A theorem of Deligne asserts that to cusp forms with Euler product, there is for each prime $\ell$ a Galois representation of $G(K_{\ell}/\mathbb{Q})$, where $K_{\ell}$ is the maximal abelian extension of $\mathbb{Q}$ ramified only at $\ell$, satisfying
$$ \det \circ \rho_{\ell} = \chi_{\ell}^{k-1} $$
where $\chi_{\ell}$ is the natural map to $Gal(K_{\ell}^{ab}/\mathbb{Q}) \simeq \mathbb{Z}_{\ell}^*$. This Galois representation is "exceptional at $\ell$" if it is not surjective.
If a Galois representation is exceptional, then its image in $GL_2(\mathbb{F}_{\ell})$ must either be (i) contained in a Borel subgroup, (ii) contained in the normalizer of a Cartan but not the Cartan itself, or (iii) isomorphic to $S_4$ under the map to $PGL_2(\mathbb{F}_{\ell})$.

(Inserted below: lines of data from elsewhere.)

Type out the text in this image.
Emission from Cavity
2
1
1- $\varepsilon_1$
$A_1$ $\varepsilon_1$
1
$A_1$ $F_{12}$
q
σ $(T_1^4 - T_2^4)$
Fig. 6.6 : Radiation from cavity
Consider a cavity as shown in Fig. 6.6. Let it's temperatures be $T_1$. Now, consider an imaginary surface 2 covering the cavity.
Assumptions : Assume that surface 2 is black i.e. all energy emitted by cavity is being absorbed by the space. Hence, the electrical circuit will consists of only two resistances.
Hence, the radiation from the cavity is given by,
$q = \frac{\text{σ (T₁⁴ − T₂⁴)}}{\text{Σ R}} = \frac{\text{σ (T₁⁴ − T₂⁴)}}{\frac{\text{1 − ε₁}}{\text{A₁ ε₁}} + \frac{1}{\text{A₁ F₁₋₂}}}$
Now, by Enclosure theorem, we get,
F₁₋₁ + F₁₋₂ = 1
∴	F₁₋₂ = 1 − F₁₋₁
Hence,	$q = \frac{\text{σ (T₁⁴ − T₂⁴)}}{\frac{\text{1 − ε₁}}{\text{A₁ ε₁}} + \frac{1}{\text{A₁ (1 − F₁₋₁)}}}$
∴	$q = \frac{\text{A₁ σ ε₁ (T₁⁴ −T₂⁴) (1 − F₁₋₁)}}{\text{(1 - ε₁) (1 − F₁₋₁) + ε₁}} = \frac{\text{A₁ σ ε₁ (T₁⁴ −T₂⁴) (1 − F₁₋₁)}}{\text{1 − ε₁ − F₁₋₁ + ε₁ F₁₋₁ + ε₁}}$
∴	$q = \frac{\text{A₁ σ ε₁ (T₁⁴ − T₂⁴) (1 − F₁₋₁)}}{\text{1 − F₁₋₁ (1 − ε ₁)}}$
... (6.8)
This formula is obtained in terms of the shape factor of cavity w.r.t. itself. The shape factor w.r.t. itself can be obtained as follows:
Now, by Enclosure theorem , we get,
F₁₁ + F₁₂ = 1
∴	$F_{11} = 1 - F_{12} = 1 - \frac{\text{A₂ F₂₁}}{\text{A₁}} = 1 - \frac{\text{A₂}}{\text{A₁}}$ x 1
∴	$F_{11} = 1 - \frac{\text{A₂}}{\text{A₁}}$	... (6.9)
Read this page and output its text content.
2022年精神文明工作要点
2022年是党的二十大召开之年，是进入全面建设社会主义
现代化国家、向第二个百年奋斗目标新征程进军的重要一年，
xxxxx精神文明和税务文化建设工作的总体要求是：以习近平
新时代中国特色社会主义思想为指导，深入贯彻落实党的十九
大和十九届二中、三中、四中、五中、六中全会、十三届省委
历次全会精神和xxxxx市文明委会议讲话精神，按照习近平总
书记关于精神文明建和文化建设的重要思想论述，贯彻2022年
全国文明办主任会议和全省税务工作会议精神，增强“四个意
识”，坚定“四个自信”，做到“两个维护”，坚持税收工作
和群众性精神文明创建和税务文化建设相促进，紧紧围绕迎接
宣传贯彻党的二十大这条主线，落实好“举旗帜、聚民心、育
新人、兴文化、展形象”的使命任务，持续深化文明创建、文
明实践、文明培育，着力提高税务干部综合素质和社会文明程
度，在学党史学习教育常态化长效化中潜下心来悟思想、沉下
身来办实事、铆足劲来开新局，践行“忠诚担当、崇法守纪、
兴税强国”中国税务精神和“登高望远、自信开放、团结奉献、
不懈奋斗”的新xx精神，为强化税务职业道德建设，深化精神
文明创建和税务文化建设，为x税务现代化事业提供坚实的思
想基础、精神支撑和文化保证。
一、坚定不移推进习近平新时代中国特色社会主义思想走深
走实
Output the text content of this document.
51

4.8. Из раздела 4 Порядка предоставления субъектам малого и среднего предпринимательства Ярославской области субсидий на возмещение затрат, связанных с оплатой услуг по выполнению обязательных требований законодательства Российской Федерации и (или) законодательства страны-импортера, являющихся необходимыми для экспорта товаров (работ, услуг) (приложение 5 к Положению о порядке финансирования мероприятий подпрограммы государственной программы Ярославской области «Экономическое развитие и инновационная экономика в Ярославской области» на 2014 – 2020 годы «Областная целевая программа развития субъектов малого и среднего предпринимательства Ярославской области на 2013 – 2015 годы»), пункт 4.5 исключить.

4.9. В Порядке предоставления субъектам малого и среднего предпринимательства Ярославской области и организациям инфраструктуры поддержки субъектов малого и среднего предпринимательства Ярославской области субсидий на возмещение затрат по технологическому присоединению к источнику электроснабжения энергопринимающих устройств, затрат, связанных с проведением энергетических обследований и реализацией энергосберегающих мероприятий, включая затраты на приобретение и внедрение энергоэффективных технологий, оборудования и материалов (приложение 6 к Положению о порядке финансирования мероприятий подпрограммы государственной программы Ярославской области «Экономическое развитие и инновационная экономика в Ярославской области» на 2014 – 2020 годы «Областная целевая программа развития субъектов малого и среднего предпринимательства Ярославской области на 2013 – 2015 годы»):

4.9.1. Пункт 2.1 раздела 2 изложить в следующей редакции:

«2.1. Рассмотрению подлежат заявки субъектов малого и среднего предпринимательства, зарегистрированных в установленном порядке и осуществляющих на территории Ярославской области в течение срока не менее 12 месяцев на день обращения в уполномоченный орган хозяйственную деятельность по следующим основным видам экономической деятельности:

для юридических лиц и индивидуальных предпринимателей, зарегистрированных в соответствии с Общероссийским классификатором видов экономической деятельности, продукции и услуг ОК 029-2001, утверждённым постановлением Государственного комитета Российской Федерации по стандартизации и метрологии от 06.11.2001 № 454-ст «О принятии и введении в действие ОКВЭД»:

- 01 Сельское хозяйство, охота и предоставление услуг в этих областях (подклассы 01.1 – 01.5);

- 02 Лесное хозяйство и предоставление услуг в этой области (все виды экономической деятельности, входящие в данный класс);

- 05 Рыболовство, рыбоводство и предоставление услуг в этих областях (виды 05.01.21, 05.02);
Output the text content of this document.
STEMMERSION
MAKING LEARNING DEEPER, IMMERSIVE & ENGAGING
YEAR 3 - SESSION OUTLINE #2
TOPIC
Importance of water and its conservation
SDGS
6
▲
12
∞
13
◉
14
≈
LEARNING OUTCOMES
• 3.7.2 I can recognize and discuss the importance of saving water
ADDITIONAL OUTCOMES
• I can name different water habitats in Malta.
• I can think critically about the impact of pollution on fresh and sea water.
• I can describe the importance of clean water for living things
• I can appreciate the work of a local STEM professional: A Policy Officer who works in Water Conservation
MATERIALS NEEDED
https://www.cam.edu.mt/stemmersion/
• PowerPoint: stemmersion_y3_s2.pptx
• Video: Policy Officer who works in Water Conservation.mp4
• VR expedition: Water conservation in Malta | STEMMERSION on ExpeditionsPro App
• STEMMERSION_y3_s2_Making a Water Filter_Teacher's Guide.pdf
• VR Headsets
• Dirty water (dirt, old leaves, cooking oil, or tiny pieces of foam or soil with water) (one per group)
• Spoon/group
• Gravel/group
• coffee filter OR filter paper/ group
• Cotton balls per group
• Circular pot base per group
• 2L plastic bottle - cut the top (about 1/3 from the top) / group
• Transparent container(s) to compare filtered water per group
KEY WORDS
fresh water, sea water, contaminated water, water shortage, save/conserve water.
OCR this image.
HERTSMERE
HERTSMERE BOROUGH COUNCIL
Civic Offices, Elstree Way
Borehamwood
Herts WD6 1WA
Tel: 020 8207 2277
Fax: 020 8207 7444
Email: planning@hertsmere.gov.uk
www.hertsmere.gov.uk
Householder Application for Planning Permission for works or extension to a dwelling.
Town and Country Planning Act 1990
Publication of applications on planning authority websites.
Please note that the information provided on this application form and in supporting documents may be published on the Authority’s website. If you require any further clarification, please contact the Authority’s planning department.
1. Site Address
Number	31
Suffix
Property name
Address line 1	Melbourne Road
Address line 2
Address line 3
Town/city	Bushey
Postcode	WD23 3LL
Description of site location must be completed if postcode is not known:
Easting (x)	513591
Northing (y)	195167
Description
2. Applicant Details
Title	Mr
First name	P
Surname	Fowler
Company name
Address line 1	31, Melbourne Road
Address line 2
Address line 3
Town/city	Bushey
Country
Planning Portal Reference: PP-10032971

I understand how one might prove that a Galois representation is not exceptional for a prime $\ell$. Exceptionality imposes conditions, e.g. on the coefficients, and there are results that can immediately reduce one to checking a finite set of primes for a given modular form.
In addition, showing that a Galois representation is exceptional of type (i) or (ii) amounts of an equality of two modular forms, which can be checked with a finite computation.
How can one prove that a Galois representation is exceptional of type (iii)?
This paper by Andrew Sutherland may help: Computing images of Galois representations attached to elliptic curves
Images of Galois representation of elliptic curves without complex multiplication are computed, and the similar method may be applied to modular forms.